I'm using the full text search feature from Postgres and for the most part it works fine.
I have a column in my database table called documentFts
that is basically the ts_vector
version of the body
field, which is a text column, and that's indexed with GIN index.
Here's my query:
select
count(*) OVER() AS full_count,
id,
url,
(("urlScore" / 100) + ts_rank("documentFts", websearch_to_tsquery($4, $1))) as "finalScore",
ts_headline(\'english_unaccent\', title, websearch_to_tsquery($4, $1)) as title,
ts_headline(\'english_unaccent\', body, websearch_to_tsquery($4, $1)) as body,
"possibleEncoding",
"responseYear"
from "Entries"
where
"language" = $3 and
"documentFts" @@ websearch_to_tsquery($4, $1)

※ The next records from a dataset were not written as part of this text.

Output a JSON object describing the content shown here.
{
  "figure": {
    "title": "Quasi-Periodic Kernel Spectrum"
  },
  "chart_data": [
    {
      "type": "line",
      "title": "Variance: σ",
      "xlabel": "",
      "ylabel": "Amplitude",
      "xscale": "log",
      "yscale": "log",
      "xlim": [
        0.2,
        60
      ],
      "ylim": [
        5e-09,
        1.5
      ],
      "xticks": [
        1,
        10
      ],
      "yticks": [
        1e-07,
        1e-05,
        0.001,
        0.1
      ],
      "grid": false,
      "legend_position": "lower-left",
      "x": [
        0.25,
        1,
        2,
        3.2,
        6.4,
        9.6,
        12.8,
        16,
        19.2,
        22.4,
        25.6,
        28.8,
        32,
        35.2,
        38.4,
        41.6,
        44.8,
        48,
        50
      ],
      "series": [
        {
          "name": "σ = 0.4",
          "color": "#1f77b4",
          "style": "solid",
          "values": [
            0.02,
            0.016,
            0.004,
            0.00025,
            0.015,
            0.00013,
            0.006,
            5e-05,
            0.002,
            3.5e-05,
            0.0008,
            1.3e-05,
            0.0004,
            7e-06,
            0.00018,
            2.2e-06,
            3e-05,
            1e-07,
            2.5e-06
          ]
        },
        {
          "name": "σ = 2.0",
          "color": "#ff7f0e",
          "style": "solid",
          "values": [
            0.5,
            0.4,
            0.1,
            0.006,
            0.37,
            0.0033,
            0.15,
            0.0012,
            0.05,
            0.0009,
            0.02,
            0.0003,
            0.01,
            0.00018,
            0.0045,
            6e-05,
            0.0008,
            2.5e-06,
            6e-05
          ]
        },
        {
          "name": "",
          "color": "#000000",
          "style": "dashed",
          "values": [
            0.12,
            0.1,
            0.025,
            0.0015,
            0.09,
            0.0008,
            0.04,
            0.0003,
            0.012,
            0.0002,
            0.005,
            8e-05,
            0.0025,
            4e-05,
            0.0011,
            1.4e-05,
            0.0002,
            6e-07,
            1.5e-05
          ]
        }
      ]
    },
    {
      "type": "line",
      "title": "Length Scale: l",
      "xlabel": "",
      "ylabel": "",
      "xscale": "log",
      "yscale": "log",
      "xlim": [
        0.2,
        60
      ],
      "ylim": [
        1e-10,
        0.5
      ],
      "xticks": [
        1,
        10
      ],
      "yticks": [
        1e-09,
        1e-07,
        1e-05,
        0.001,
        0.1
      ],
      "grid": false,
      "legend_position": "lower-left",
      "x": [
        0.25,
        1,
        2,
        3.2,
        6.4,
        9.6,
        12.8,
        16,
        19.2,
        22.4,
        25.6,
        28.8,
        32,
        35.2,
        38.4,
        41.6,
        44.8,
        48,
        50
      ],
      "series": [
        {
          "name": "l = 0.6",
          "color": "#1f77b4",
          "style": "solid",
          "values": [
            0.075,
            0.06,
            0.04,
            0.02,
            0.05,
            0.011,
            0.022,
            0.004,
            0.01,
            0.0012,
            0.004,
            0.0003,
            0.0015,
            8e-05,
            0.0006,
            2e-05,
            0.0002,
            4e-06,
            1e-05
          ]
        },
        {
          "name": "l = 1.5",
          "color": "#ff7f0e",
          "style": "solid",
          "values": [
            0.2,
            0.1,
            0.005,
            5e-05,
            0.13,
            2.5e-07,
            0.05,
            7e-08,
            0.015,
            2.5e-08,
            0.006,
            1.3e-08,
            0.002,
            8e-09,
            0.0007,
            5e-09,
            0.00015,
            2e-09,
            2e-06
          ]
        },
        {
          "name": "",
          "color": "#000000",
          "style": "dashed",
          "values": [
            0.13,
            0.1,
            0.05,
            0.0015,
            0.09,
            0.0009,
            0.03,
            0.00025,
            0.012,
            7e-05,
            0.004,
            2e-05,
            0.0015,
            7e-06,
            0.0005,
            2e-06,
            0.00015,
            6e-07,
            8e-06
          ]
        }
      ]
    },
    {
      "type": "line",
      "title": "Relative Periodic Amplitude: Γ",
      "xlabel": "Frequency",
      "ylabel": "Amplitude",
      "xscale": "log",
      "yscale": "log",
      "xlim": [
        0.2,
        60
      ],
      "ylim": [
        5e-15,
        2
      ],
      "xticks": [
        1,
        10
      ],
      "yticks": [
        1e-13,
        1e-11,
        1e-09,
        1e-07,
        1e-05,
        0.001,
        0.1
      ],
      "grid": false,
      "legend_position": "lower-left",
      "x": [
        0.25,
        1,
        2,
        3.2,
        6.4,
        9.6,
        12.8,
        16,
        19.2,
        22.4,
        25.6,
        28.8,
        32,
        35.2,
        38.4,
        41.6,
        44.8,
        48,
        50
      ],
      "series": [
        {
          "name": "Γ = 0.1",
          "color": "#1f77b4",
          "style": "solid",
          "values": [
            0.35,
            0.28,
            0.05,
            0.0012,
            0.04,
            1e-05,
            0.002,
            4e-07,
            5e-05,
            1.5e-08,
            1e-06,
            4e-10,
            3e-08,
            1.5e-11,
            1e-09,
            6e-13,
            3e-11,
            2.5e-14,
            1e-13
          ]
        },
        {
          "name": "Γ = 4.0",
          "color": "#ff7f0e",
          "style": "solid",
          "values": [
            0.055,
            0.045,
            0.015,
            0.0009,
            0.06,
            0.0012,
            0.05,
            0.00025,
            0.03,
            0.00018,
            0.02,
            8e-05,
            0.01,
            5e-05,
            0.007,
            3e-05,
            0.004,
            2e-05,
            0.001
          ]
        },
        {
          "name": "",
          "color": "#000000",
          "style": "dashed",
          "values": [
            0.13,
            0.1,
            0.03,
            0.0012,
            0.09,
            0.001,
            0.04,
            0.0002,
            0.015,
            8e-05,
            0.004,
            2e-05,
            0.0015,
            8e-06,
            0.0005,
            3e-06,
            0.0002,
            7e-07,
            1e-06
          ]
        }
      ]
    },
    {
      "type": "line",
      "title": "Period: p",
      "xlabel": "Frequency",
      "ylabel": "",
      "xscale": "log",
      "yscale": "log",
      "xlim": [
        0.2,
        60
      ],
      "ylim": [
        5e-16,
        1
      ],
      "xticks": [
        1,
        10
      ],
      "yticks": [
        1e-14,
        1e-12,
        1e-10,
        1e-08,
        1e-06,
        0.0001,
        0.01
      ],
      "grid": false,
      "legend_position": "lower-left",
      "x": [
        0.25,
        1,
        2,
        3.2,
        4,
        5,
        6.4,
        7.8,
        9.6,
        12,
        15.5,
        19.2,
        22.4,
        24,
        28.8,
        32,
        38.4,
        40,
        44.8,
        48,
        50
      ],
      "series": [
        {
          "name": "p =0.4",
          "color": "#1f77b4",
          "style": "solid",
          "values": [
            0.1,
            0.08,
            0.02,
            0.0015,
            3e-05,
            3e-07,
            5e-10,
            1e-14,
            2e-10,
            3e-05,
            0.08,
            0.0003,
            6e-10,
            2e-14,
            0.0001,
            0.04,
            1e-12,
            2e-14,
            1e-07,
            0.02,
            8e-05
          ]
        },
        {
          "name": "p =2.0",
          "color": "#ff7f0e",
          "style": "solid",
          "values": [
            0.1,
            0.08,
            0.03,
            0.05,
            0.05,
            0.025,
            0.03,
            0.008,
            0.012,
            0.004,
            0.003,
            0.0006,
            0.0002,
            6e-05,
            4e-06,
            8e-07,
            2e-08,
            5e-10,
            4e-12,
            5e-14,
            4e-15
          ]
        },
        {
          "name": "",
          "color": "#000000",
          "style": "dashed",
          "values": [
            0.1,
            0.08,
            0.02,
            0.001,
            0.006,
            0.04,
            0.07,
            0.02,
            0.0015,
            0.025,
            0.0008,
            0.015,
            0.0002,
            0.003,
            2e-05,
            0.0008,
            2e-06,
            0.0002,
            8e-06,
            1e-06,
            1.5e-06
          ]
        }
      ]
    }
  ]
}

order by (("urlScore" / 100) + ts_rank("documentFts", websearch_to_tsquery($4, $1))) desc limit 20 offset $2;
The dictionary is english_unaccent
because I created one based on english
that uses the unaccent
extension by using:
CREATE TEXT SEARCH CONFIGURATION english_unaccent (
COPY = english
);
ALTER TEXT SEARCH CONFIGURATION english_unaccent
ALTER MAPPING FOR hword, hword_part, word WITH unaccent,
english_stem;
I did the same for other languages.
And then I did this to my Entries db:
ALTER TABLE "Entries"
ADD COLUMN "documentFts" tsvector;
UPDATE
"Entries"
SET
"documentFts" = (setweight(to_tsvector('english_unaccent', coalesce(title)), 'A') || setweight(to_tsvector('english_unaccent', coalesce(body)), 'C'))
WHERE
"language" = 'english';
I have a column in my table with the language of the entry, hence the "language" = 'english'
.
So, the problem I'm having is that for words like animal
, anime
or animation
, they all go into the vector as anim
, which means that if I search for any of those words I get results with all of those variations.
That returns a HUGE dataset that causes the query to be quite slow compared to searches that return fewer items. And also, if I search for Anime
, my first results contain Animal
, Animated
and the first result that has the word Anime
is the 12th one.
Shouldn't animation
be transformed to animat
in the vector and animal
just be animal
as the other variations for it are animals
or animalia
?
I've been searching for a solution to this without much luck, is there any way I can improve this, I'm happy to install extensions, reindex the column or whatever.